I imagined the Plaguelands would begin to heal with Kelthuzzad taken care of. I fully expected Arthas to return to the throne in full force once his necro-army had been dealt that blow. I expected Nerzhul to manifest as the Lich King, Illidan to ally with us in defeating them, and old demigods like Agamaggan restored as powerful spirits Shaman could call upon with new spells.
Given what happened with Prince Thunderaan, Throne of the Four Winds appeared in the second expansion instead of the fourth. With flying mounts on the horizon, we could finally explore the lore of the Wind plane and possibly defeat even greater threats. Dalaran would come in advance of Arthas’ return to warn us of the pending danger. The great floating city would also be a new place to explore with our new flying abilities.
New lore would explore the legacy of Durnehold. When did Halforcs come to be? What history awaited us beyond the Dark Portal? Were the orcs and Draenei still battling there? Who are those deformed creatures roaming the Swamp of Sorrows and how did they come beyond the Portal? So much of what we know today wasn’t cannon yet and these stories all held great promise for players like me.
The developing stories of Azeroth eventually were different than what I had expected, but not worse (well, not in every way). The expansions we eventually got were just as exciting, but I fear not as deep. The story became wider and shallower, questing became just a means to an end with little effort put into developing small town stories (such as the Redpaths of Hillsbrad or even the threats of Razorfen Downs). The focus shifted to exclusively “epic” content with little thought for how the unfolding of the smaller bits of Azeroth were bigger than the whole. Would you have enjoyed mixed-races more than brand new ones? Can you imagine the great lore opportunities there?

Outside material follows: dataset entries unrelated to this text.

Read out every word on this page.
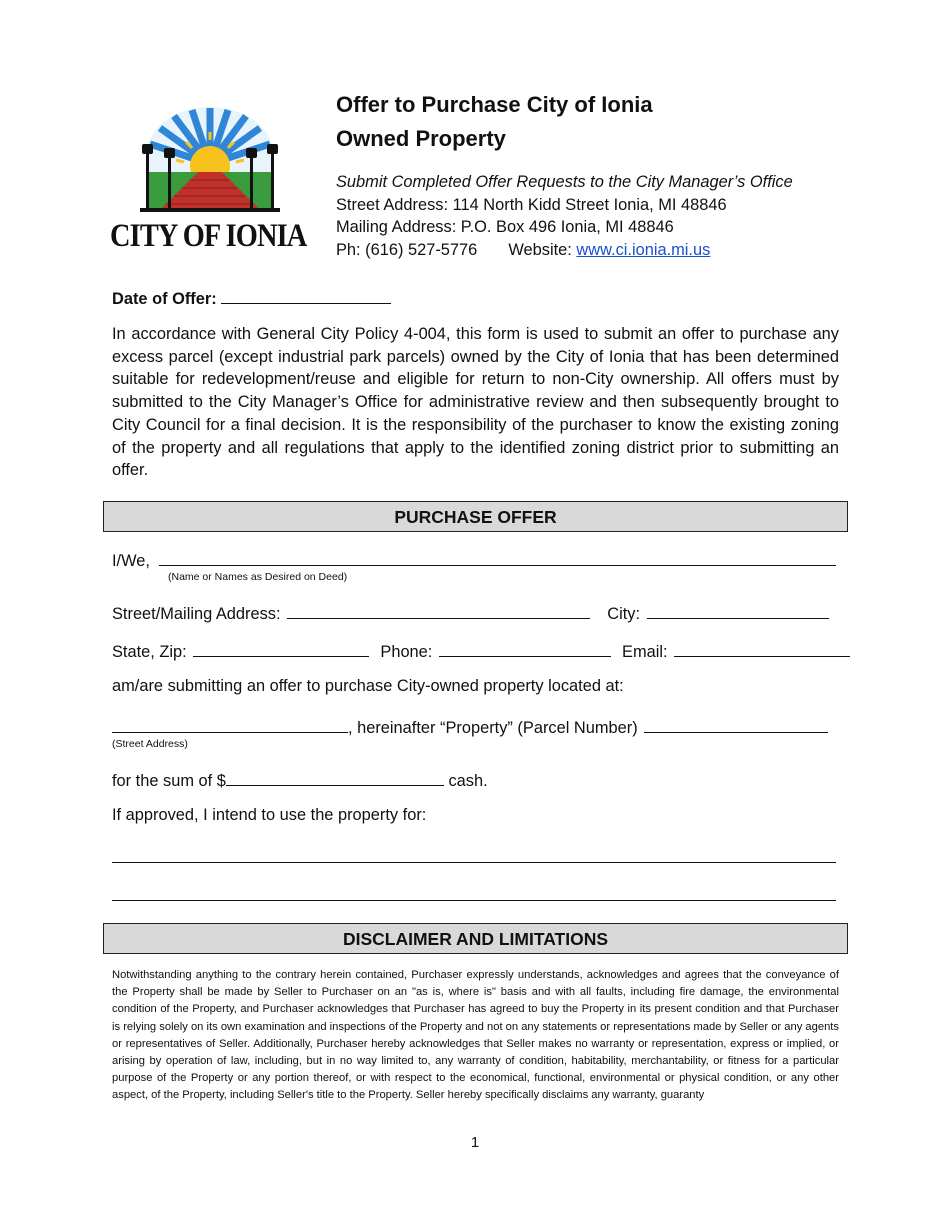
CITY OF IONIA
Offer to Purchase City of Ionia
Owned Property
Submit Completed Offer Requests to the City Manager’s Office
Street Address: 114 North Kidd Street Ionia, MI 48846
Mailing Address: P.O. Box 496 Ionia, MI 48846
Ph: (616) 527-5776 Website: www.ci.ionia.mi.us
Date of Offer:
In accordance with General City Policy 4-004, this form is used to submit an offer to purchase any excess parcel (except industrial park parcels) owned by the City of Ionia that has been determined suitable for redevelopment/reuse and eligible for return to non-City ownership. All offers must by submitted to the City Manager’s Office for administrative review and then subsequently brought to City Council for a final decision. It is the responsibility of the purchaser to know the existing zoning of the property and all regulations that apply to the identified zoning district prior to submitting an offer.
PURCHASE OFFER
I/We,
(Name or Names as Desired on Deed)
Street/Mailing Address:	City:
State, Zip:	Phone:	Email:
am/are submitting an offer to purchase City-owned property located at:
, hereinafter “Property” (Parcel Number)
(Street Address)
for the sum of $	cash.
If approved, I intend to use the property for:
DISCLAIMER AND LIMITATIONS
Notwithstanding anything to the contrary herein contained, Purchaser expressly understands, acknowledges and agrees that the conveyance of the Property shall be made by Seller to Purchaser on an "as is, where is" basis and with all faults, including fire damage, the environmental condition of the Property, and Purchaser acknowledges that Purchaser has agreed to buy the Property in its present condition and that Purchaser is relying solely on its own examination and inspections of the Property and not on any statements or representations made by Seller or any agents or representatives of Seller. Additionally, Purchaser hereby acknowledges that Seller makes no warranty or representation, express or implied, or arising by operation of law, including, but in no way limited to, any warranty of condition, habitability, merchantability, or fitness for a particular purpose of the Property or any portion thereof, or with respect to the economical, functional, environmental or physical condition, or any other aspect, of the Property, including Seller's title to the Property. Seller hereby specifically disclaims any warranty, guaranty
1
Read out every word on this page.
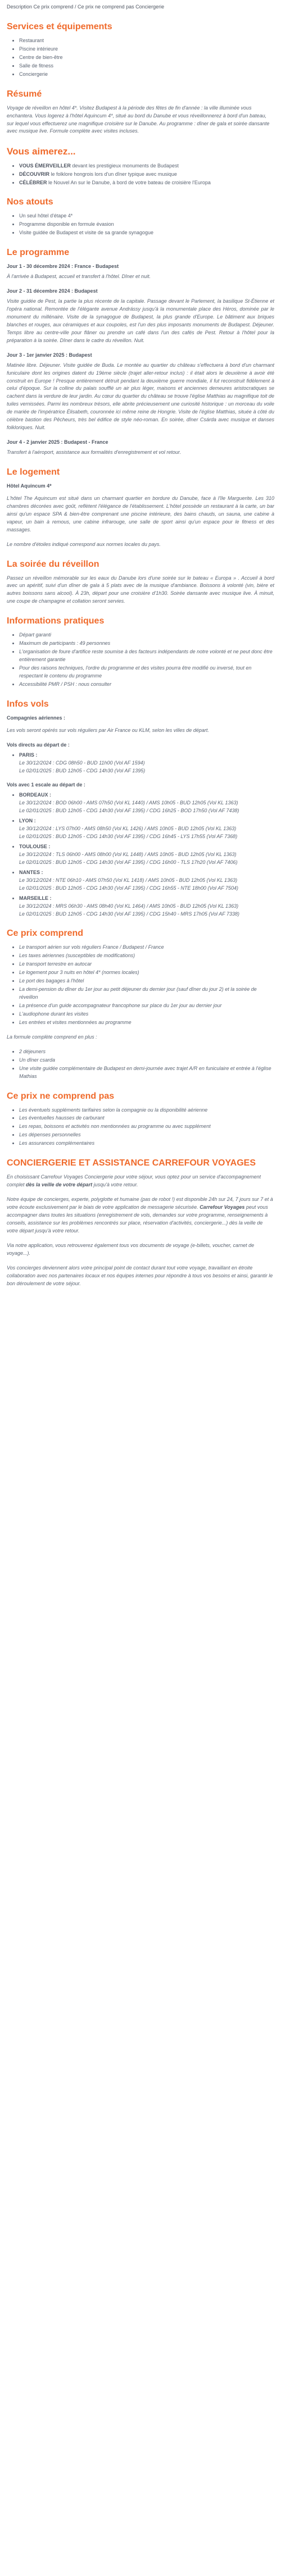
Description Ce prix comprend / Ce prix ne comprend pas Conciergerie
Services et équipements
• Restaurant
• Piscine intérieure
• Centre de bien-être
• Salle de fitness
• Conciergerie
Résumé

Voyage de réveillon en hôtel 4*. Visitez Budapest à la période des fêtes de fin d'année : la ville illuminée vous enchantera. Vous logerez à l'hôtel Aquincum 4*, situé au bord du Danube et vous réveillonnerez à bord d'un bateau, sur lequel vous effectuerez une magnifique croisière sur le Danube. Au programme : dîner de gala et soirée dansante avec musique live. Formule complète avec visites incluses.

Vous aimerez...
• VOUS ÉMERVEILLER devant les prestigieux monuments de Budapest
• DÉCOUVRIR le folklore hongrois lors d'un dîner typique avec musique
• CÉLÉBRER le Nouvel An sur le Danube, à bord de votre bateau de croisière l'Europa
Nos atouts
• Un seul hôtel d'étape 4*
• Programme disponible en formule évasion
• Visite guidée de Budapest et visite de sa grande synagogue
Le programme

Jour 1 - 30 décembre 2024 : France - Budapest

À l'arrivée à Budapest, accueil et transfert à l'hôtel. Dîner et nuit.

Jour 2 - 31 décembre 2024 : Budapest

Visite guidée de Pest, la partie la plus récente de la capitale. Passage devant le Parlement, la basilique St-Étienne et l'opéra national. Remontée de l'élégante avenue Andrássy jusqu'à la monumentale place des Héros, dominée par le monument du millénaire. Visite de la synagogue de Budapest, la plus grande d'Europe. Le bâtiment aux briques blanches et rouges, aux céramiques et aux coupoles, est l'un des plus imposants monuments de Budapest. Déjeuner. Temps libre au centre-ville pour flâner ou prendre un café dans l'un des cafés de Pest. Retour à l'hôtel pour la préparation à la soirée. Dîner dans le cadre du réveillon. Nuit.

Jour 3 - 1er janvier 2025 : Budapest

Matinée libre. Déjeuner. Visite guidée de Buda. Le montée au quartier du château s'effectuera à bord d'un charmant funiculaire dont les origines datent du 19ème siècle (trajet aller-retour inclus) : il était alors le deuxième à avoir été construit en Europe ! Presque entièrement détruit pendant la deuxième guerre mondiale, il fut reconstruit fidèlement à celui d'époque. Sur la colline du palais soufflé un air plus léger, maisons et anciennes demeures aristocratiques se cachent dans la verdure de leur jardin. Au cœur du quartier du château se trouve l'église Matthias au magnifique toit de tuiles vernissées. Parmi les nombreux trésors, elle abrite précieusement une curiosité historique : un morceau du voile de mariée de l'impératrice Élisabeth, couronnée ici même reine de Hongrie. Visite de l'église Matthias, située à côté du célèbre bastion des Pêcheurs, très bel édifice de style néo-roman. En soirée, dîner Csárda avec musique et danses folkloriques. Nuit.

Jour 4 - 2 janvier 2025 : Budapest - France

Transfert à l'aéroport, assistance aux formalités d'enregistrement et vol retour.

Le logement

Hôtel Aquincum 4*

L'hôtel The Aquincum est situé dans un charmant quartier en bordure du Danube, face à l'île Marguerite. Les 310 chambres décorées avec goût, reflètent l'élégance de l'établissement. L'hôtel possède un restaurant à la carte, un bar ainsi qu'un espace SPA & bien-être comprenant une piscine intérieure, des bains chauds, un sauna, une cabine à vapeur, un bain à remous, une cabine infrarouge, une salle de sport ainsi qu'un espace pour le fitness et des massages.

Le nombre d'étoiles indiqué correspond aux normes locales du pays.

La soirée du réveillon

Passez un réveillon mémorable sur les eaux du Danube lors d'une soirée sur le bateau « Europa » . Accueil à bord avec un apéritif, suivi d'un dîner de gala à 5 plats avec de la musique d'ambiance. Boissons à volonté (vin, bière et autres boissons sans alcool). À 23h, départ pour une croisière d'1h30. Soirée dansante avec musique live. À minuit, une coupe de champagne et collation seront servies.

Informations pratiques
• Départ garanti
• Maximum de participants : 49 personnes
• L'organisation de foure d'artifice reste soumise à des facteurs indépendants de notre volonté et ne peut donc être entièrement garantie
• Pour des raisons techniques, l'ordre du programme et des visites pourra être modifié ou inversé, tout en respectant le contenu du programme
• Accessibilité PMR / PSH : nous consulter
Infos vols

Compagnies aériennes :

Les vols seront opérés sur vols réguliers par Air France ou KLM, selon les villes de départ.

Vols directs au départ de :

• PARIS :
Le 30/12/2024 : CDG 08h50 - BUD 11h00 (Vol AF 1594)
Le 02/01/2025 : BUD 12h05 - CDG 14h30 (Vol AF 1395)

Vols avec 1 escale au départ de :

• BORDEAUX :
Le 30/12/2024 : BOD 06h00 - AMS 07h50 (Vol KL 1440) / AMS 10h05 - BUD 12h05 (Vol KL 1363)
Le 02/01/2025 : BUD 12h05 - CDG 14h30 (Vol AF 1395) / CDG 16h25 - BOD 17h50 (Vol AF 7438)
• LYON :
Le 30/12/2024 : LYS 07h00 - AMS 08h50 (Vol KL 1426) / AMS 10h05 - BUD 12h05 (Vol KL 1363)
Le 02/01/2025 : BUD 12h05 - CDG 14h30 (Vol AF 1395) / CDG 16h45 - LYS 17h55 (Vol AF 7368)
• TOULOUSE :
Le 30/12/2024 : TLS 06h00 - AMS 08h00 (Vol KL 1448) / AMS 10h05 - BUD 12h05 (Vol KL 1363)
Le 02/01/2025 : BUD 12h05 - CDG 14h30 (Vol AF 1395) / CDG 16h00 - TLS 17h20 (Vol AF 7406)
• NANTES :
Le 30/12/2024 : NTE 06h10 - AMS 07h50 (Vol KL 1418) / AMS 10h05 - BUD 12h05 (Vol KL 1363)
Le 02/01/2025 : BUD 12h05 - CDG 14h30 (Vol AF 1395) / CDG 16h55 - NTE 18h00 (Vol AF 7504)
• MARSEILLE :
Le 30/12/2024 : MRS 06h30 - AMS 08h40 (Vol KL 1464) / AMS 10h05 - BUD 12h05 (Vol KL 1363)
Le 02/01/2025 : BUD 12h05 - CDG 14h30 (Vol AF 1395) / CDG 15h40 - MRS 17h05 (Vol AF 7338)
Ce prix comprend
• Le transport aérien sur vols réguliers France / Budapest / France
• Les taxes aériennes (susceptibles de modifications)
• Le transport terrestre en autocar
• Le logement pour 3 nuits en hôtel 4* (normes locales)
• Le port des bagages à l'hôtel
• La demi-pension du dîner du 1er jour au petit déjeuner du dernier jour (sauf dîner du jour 2) et la soirée de réveillon
• La présence d'un guide accompagnateur francophone sur place du 1er jour au dernier jour
• L'audiophone durant les visites
• Les entrées et visites mentionnées au programme

La formule complète comprend en plus :

• 2 déjeuners
• Un dîner csarda
• Une visite guidée complémentaire de Budapest en demi-journée avec trajet A/R en funiculaire et entrée à l'église Mathias
Ce prix ne comprend pas
• Les éventuels suppléments tarifaires selon la compagnie ou la disponibilité aérienne
• Les éventuelles hausses de carburant
• Les repas, boissons et activités non mentionnées au programme ou avec supplément
• Les dépenses personnelles
• Les assurances complémentaires
CONCIERGERIE ET ASSISTANCE CARREFOUR VOYAGES

En choisissant Carrefour Voyages Conciergerie pour votre séjour, vous optez pour un service d'accompagnement complet dès la veille de votre départ jusqu'à votre retour.

Notre équipe de concierges, experte, polyglotte et humaine (pas de robot !) est disponible 24h sur 24, 7 jours sur 7 et à votre écoute exclusivement par le biais de votre application de messagerie sécurisée. Carrefour Voyages peut vous accompagner dans toutes les situations (enregistrement de vols, demandes sur votre programme, renseignements à conseils, assistance sur les problèmes rencontrés sur place, réservation d'activités, conciergerie...) dès la veille de votre départ jusqu'à votre retour.

Via notre application, vous retrouverez également tous vos documents de voyage (e-billets, voucher, carnet de voyage...).

Vos concierges deviennent alors votre principal point de contact durant tout votre voyage, travaillant en étroite collaboration avec nos partenaires locaux et nos équipes internes pour répondre à tous vos besoins et ainsi, garantir le bon déroulement de votre séjour.
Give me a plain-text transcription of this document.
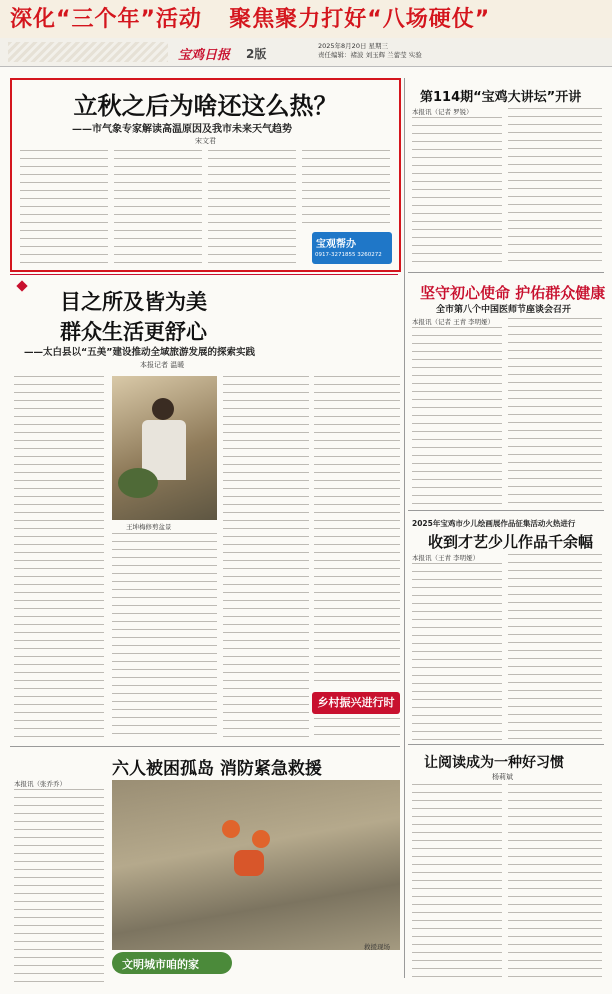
深化“三个年”活动 聚焦聚力打好“八场硬仗”
宝鸡日报 2版
2025年8月20日 星期三
责任编辑：褚波 刘玉辉 兰蕾莹 实验
立秋之后为啥还这么热？
——市气象专家解读高温原因及我市未来天气趋势
宋文君
宝观帮办
0917-3271855 3260272
第114期“宝鸡大讲坛”开讲
本报讯（记者 罗锐）
坚守初心使命 护佑群众健康
全市第八个中国医师节座谈会召开
本报讯（记者 王青 李明娅）
2025年宝鸡市少儿绘画展作品征集活动火热进行
收到才艺少儿作品千余幅
本报讯（王青 李明娅）
让阅读成为一种好习惯
杨莉斌
目之所及皆为美
群众生活更舒心
——太白县以“五美”建设推动全域旅游发展的探索实践
本报记者 温暖
王坤梅修剪盆景
乡村振兴进行时
六人被困孤岛 消防紧急救援
本报讯（张乔乔）
救援现场
文明城市咱的家
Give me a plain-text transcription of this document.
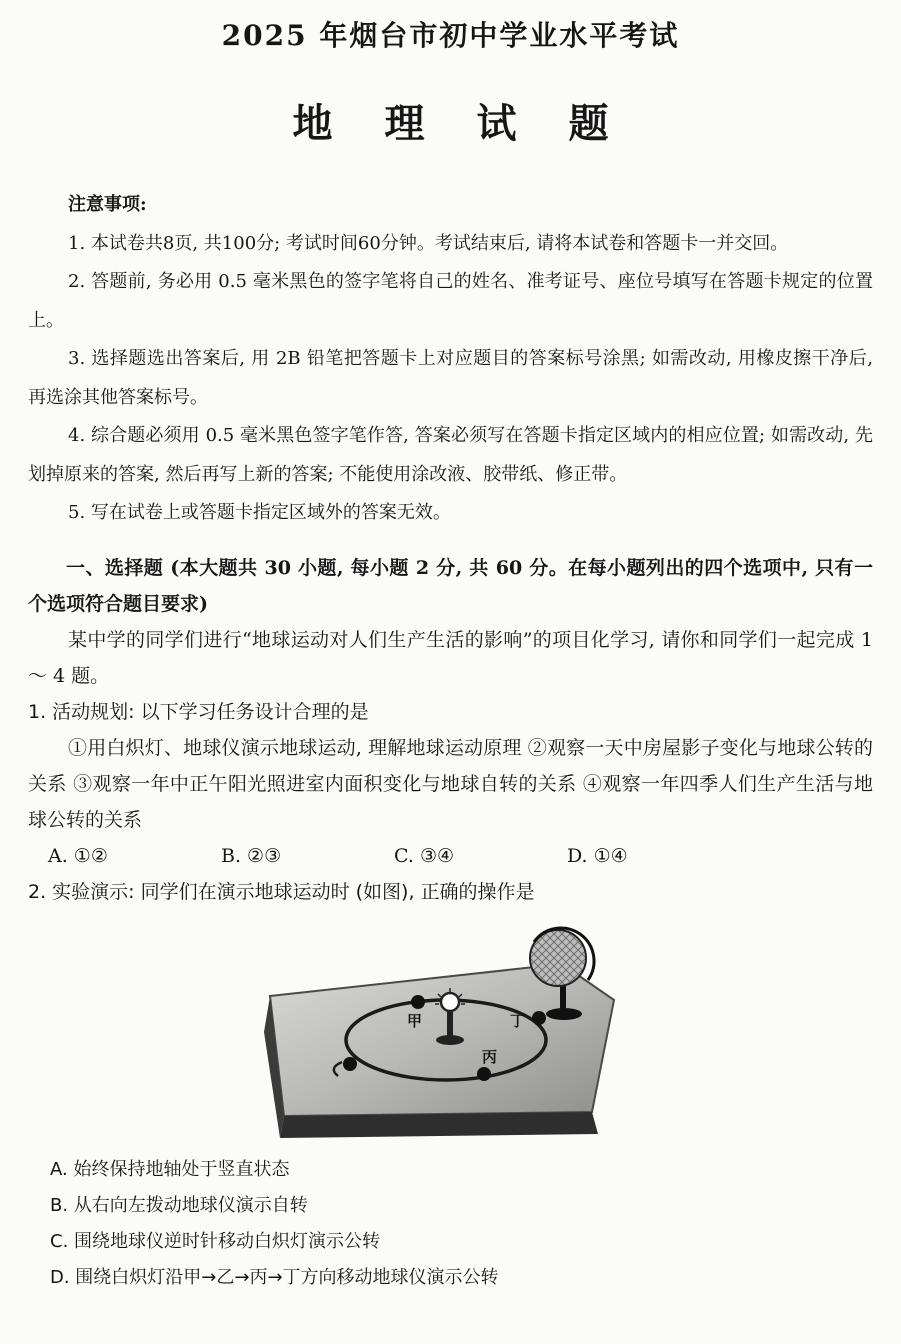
2025 年烟台市初中学业水平考试
地理试题
注意事项:

1. 本试卷共8页, 共100分; 考试时间60分钟。考试结束后, 请将本试卷和答题卡一并交回。

2. 答题前, 务必用 0.5 毫米黑色的签字笔将自己的姓名、准考证号、座位号填写在答题卡规定的位置上。

3. 选择题选出答案后, 用 2B 铅笔把答题卡上对应题目的答案标号涂黑; 如需改动, 用橡皮擦干净后, 再选涂其他答案标号。

4. 综合题必须用 0.5 毫米黑色签字笔作答, 答案必须写在答题卡指定区域内的相应位置; 如需改动, 先划掉原来的答案, 然后再写上新的答案; 不能使用涂改液、胶带纸、修正带。

5. 写在试卷上或答题卡指定区域外的答案无效。

一、选择题 (本大题共 30 小题, 每小题 2 分, 共 60 分。在每小题列出的四个选项中, 只有一个选项符合题目要求)

某中学的同学们进行“地球运动对人们生产生活的影响”的项目化学习, 请你和同学们一起完成 1 ～ 4 题。

1. 活动规划: 以下学习任务设计合理的是

①用白炽灯、地球仪演示地球运动, 理解地球运动原理 ②观察一天中房屋影子变化与地球公转的关系 ③观察一年中正午阳光照进室内面积变化与地球自转的关系 ④观察一年四季人们生产生活与地球公转的关系

A. ①②	B. ②③	C. ③④	D. ①④

2. 实验演示: 同学们在演示地球运动时 (如图), 正确的操作是

甲	丁
丙

A. 始终保持地轴处于竖直状态

B. 从右向左拨动地球仪演示自转

C. 围绕地球仪逆时针移动白炽灯演示公转

D. 围绕白炽灯沿甲→乙→丙→丁方向移动地球仪演示公转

Its’ not even too late and one could argue the time is ripe to introduce mixed-races. Hell, I could argue that this one feature may yet redeem all the awful decisions made with the lore the past few years (in the sense that so many events made the stories inflexible and sealed, leaving no room for developments). Some examples of these wasted opportunities: Grim Batol, Mizrael, Mankrik, Hero of the Horde (Blasted Lands line), Dire Maul, Eranikus, Jaina Proudmore, Garrosh, Caverns of Time, and on and on and on.
That’s why I’m excited about Warlords of Draenor. I see in it an effort by Blizzard to re-explore the possibilities of an alternate Azeroth. This would have been a good opportunity to introduce mixed races (still is, really), but I don’t think we’ll ever get something like that. There’s something about the way the developers view the purity of the races, despite the lore which indicates otherwise.
One thing’s for sure: when World of Warcraft launched it came with an truck-load of loose ends that players were free to pursue and imagine. It would have been impossible to pursue all of them, or even 5 of them in any given expansion. Still, think had they stepped in that direction, we might have a richer Azeroth today, one with many more interesting possibilities than we currently have, one where the story opens up game play instead of moving the player along singular epic storylines. Warlords of Draenor is bringing us their next vision of the game and it’s clear they want to return to something they feel the game has lost over the years, something that’s not easy for any of us to describe, but which we feel nonetheless.